Much of the work evolves through experimentation with different processes: considering the methods by which sounds become music; process as a continuum encompassing both improvisational and procedural methods; and testing analogous processes across different media.
Piece by piece, Dunning crafts a machine made out of records, modified tone arms, dangled contact mics, acoustic percussion, pedal FX and other objects, using the rotary motion of the turntable to bring the construction to life.
Inherently wonky, clumsy and prone to unpredictability, the process is also completely transparent. Physical adjustments lead to real time changes in sound, a live dub to release the ghost in the machine.

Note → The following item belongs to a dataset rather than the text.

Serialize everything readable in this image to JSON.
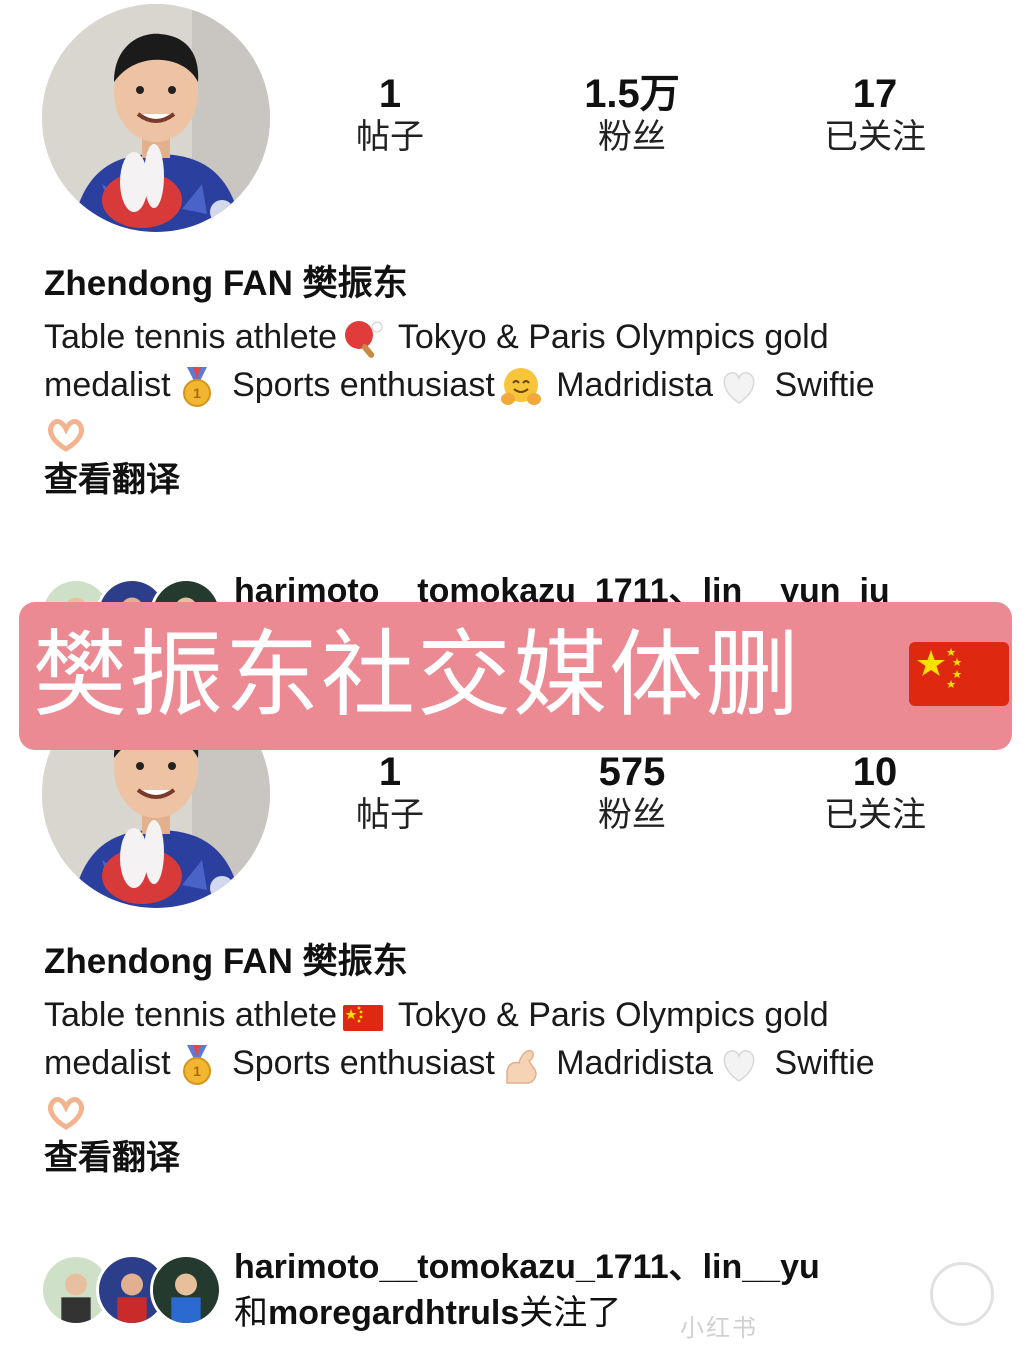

"The scene at an algorave is often what you'd expect from any good techno night - a dark room, engaging visuals. a decent, bass-heavy speaker set-up, and lots of people ready to dance. .. performers at algoraves respond to each other and the audience in real time, often projecting the lines of code onto the walls as they type. lt’s coding as improvisation and experiment.." - The Wire magazine
Algorave is a combination of "algorithms" and "rave", the opportunity to dance to alien rhythms and freaky visuals, all created from code before your eyes. The Algorave scene is fast-growing around the world, with Sheffield a strong centre, building on its fine roots in electronic music history. For the AlgoMech Algorave we are teaming up with Millennium Gallery Live Lates, and mixing in some mechanical techno to spice up the algorithmic electronics. We'll be bringing together algorithmic and mechanical artists from UIQ, PC Music, Computer Club, Rephlex, Conditional and NTS radio on one bill.. This has to be experienced!